According to the Ronald Reagan Presidential Foundation website, “Operation Nighthawk Landing” was a joint effort between the Reagan Foundation and Lockheed Martin Skunk Works to restore and create a permanent exhibition for the F-117 Nighthawk at the Reagan Library.
The display will be open to the public on Dec. 7, 2019. According to the Reagan Foundation website, a ribbon-cutting ceremony will be held during the Reagan Foundation and Institute’s annual Reagan National Defense Forum and the jet will be located outside near the F-14 aircraft where it will be visible from the auditorium.
“Made possible by loan from the National Museum of the U.S. Air Force, the F-117 placed on display will serve as a visible reminder to the Library’s near half-million annual visitors of President Reagan’s commitment to the rebuilding of the U.S. military through his ‘Peace through Strength’ program,” the library’s website read.
John Heubusch, executive director of the Ronald Reagan Presidential Foundation and Institute, commended Lockheed Martin for restoring the aircraft and what it means to have this piece of history on display at the library.
“The Reagan Library will now be one of two places in the nation where the general public can visit the F-117 Stealth Fighter on permanent display.
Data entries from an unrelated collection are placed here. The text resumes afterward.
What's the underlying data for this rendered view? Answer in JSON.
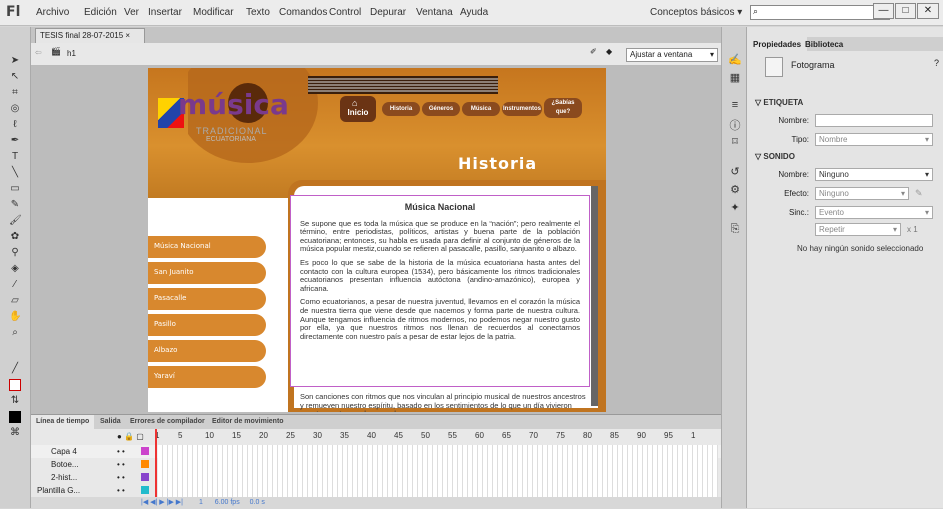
{
  "app": {
    "logo": "Fl"
  },
  "menu": [
    "Archivo",
    "Edición",
    "Ver",
    "Insertar",
    "Modificar",
    "Texto",
    "Comandos",
    "Control",
    "Depurar",
    "Ventana",
    "Ayuda"
  ],
  "workspace": "Conceptos básicos",
  "window_buttons": {
    "minimize": "—",
    "maximize": "□",
    "close": "✕"
  },
  "document": {
    "tab": "TESIS final 28-07-2015",
    "scene": "h1",
    "zoom": "Ajustar a ventana"
  },
  "stage": {
    "logo_main": "música",
    "logo_sub": "TRADICIONAL",
    "logo_sub2": "ECUATORIANA",
    "nav": {
      "inicio": "Inicio",
      "items": [
        "Historia",
        "Géneros",
        "Música",
        "Instrumentos",
        "¿Sabías que?"
      ]
    },
    "section_title": "Historia",
    "sidebar": [
      "Música Nacional",
      "San Juanito",
      "Pasacalle",
      "Pasillo",
      "Albazo",
      "Yaraví"
    ],
    "box_title": "Música Nacional",
    "paragraphs": [
      "Se supone que es toda la música que se produce en la “nación”; pero realmente el término, entre periodistas, políticos, artistas y buena parte de la población ecuatoriana; entonces, su habla es usada para definir al conjunto de géneros de la música popular mestiz,cuando se refieren al pasacalle, pasillo, sanjuanito o albazo.",
      "Es poco lo que se sabe de la historia de la música ecuatoriana hasta antes del contacto con la cultura europea (1534), pero básicamente los ritmos tradicionales ecuatorianos presentan influencia autóctona (andino-amazónico), europea y africana.",
      "Como ecuatorianos, a pesar de nuestra juventud, llevamos en el corazón la música de nuestra tierra que viene desde que nacemos y forma parte de nuestra cultura. Aunque tengamos influencia de ritmos modernos, no podemos negar nuestro gusto por ella, ya que nuestros ritmos nos llenan de recuerdos al conectarnos directamente con nuestro país a pesar de estar lejos de la patria."
    ],
    "overflow_text": "Son canciones con ritmos que nos vinculan al principio musical de nuestros ancestros y remueven nuestro espíritu, basado en los sentimientos de lo que un día vivieron nuestros antepasados con el"
  },
  "properties": {
    "tabs": [
      "Propiedades",
      "Biblioteca"
    ],
    "frame_label": "Fotograma",
    "etiqueta": {
      "header": "ETIQUETA",
      "nombre_label": "Nombre:",
      "nombre_value": "",
      "tipo_label": "Tipo:",
      "tipo_value": "Nombre"
    },
    "sonido": {
      "header": "SONIDO",
      "nombre_label": "Nombre:",
      "nombre_value": "Ninguno",
      "efecto_label": "Efecto:",
      "efecto_value": "Ninguno",
      "sinc_label": "Sinc.:",
      "sinc_value": "Evento",
      "repetir_value": "Repetir",
      "repeat_count": "x 1",
      "none_msg": "No hay ningún sonido seleccionado"
    }
  },
  "timeline": {
    "tabs": [
      "Línea de tiempo",
      "Salida",
      "Errores de compilador",
      "Editor de movimiento"
    ],
    "frame_numbers": [
      "1",
      "5",
      "10",
      "15",
      "20",
      "25",
      "30",
      "35",
      "40",
      "45",
      "50",
      "55",
      "60",
      "65",
      "70",
      "75",
      "80",
      "85",
      "90",
      "95",
      "1"
    ],
    "layers": [
      {
        "name": "Capa 4",
        "color": "#cc44cc"
      },
      {
        "name": "Botoe...",
        "color": "#ff8800"
      },
      {
        "name": "2-hist...",
        "color": "#8844cc"
      },
      {
        "name": "Plantilla G...",
        "color": "#22bbcc"
      }
    ],
    "footer": {
      "fps": "6.00 fps",
      "time": "0.0 s",
      "frame": "1"
    }
  }
}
We are deeply grateful to Lockheed Martin for their outstanding assistance in restoring the aircraft for such a meaningful display and to the U.S. Air Force for making it possible for the Reagan Library to exhibit the plane for millions of visitors to enjoy for years to come,” Heubusch said.
The F-117 Nighthawk was the world’s first operational stealth aircraft and was developed in response to an urgent national need for a fighter jet that could operate missions completely undetected, according to Lockheed Martin’s website. Skunk Works took on this project and created the aircraft in secret.
Jeff Babione, vice president and general manager of Lockheed Martin Skunk Works, said the F-117 paved the way for stealth technology.
“The F-117 was developed in response to an urgent national need. It has paved the way for today’s stealth technology and reminds us to continue redefining what’s possible. It’s been a privilege for our team to collaborate with the USAF and the Reagan Foundation on this effort, and we are excited to see it on proud display at its new home,” Babione said.
The F-117 took its first flight in June of 1981 and was piloted by Hal Farley. It had a near perfect combat record with only one of the 59 aircraft produced being lost, according to Lockheed Martin.
Lt. Col. Scott Stimpert, a pilot for the specific aircraft that is going on display at the library, recalled the time when the F-117 was still a classified program.
“I was privileged to fly the airplane when the program was classified. It was an exciting time, and a vitally important capability, but not something you could share with friends or family. I’m glad the airplane can come out fo the dark to take its rightful place in the light, somewhere it can be seen and appreciated by the people it helped to protect,” Stimpert said.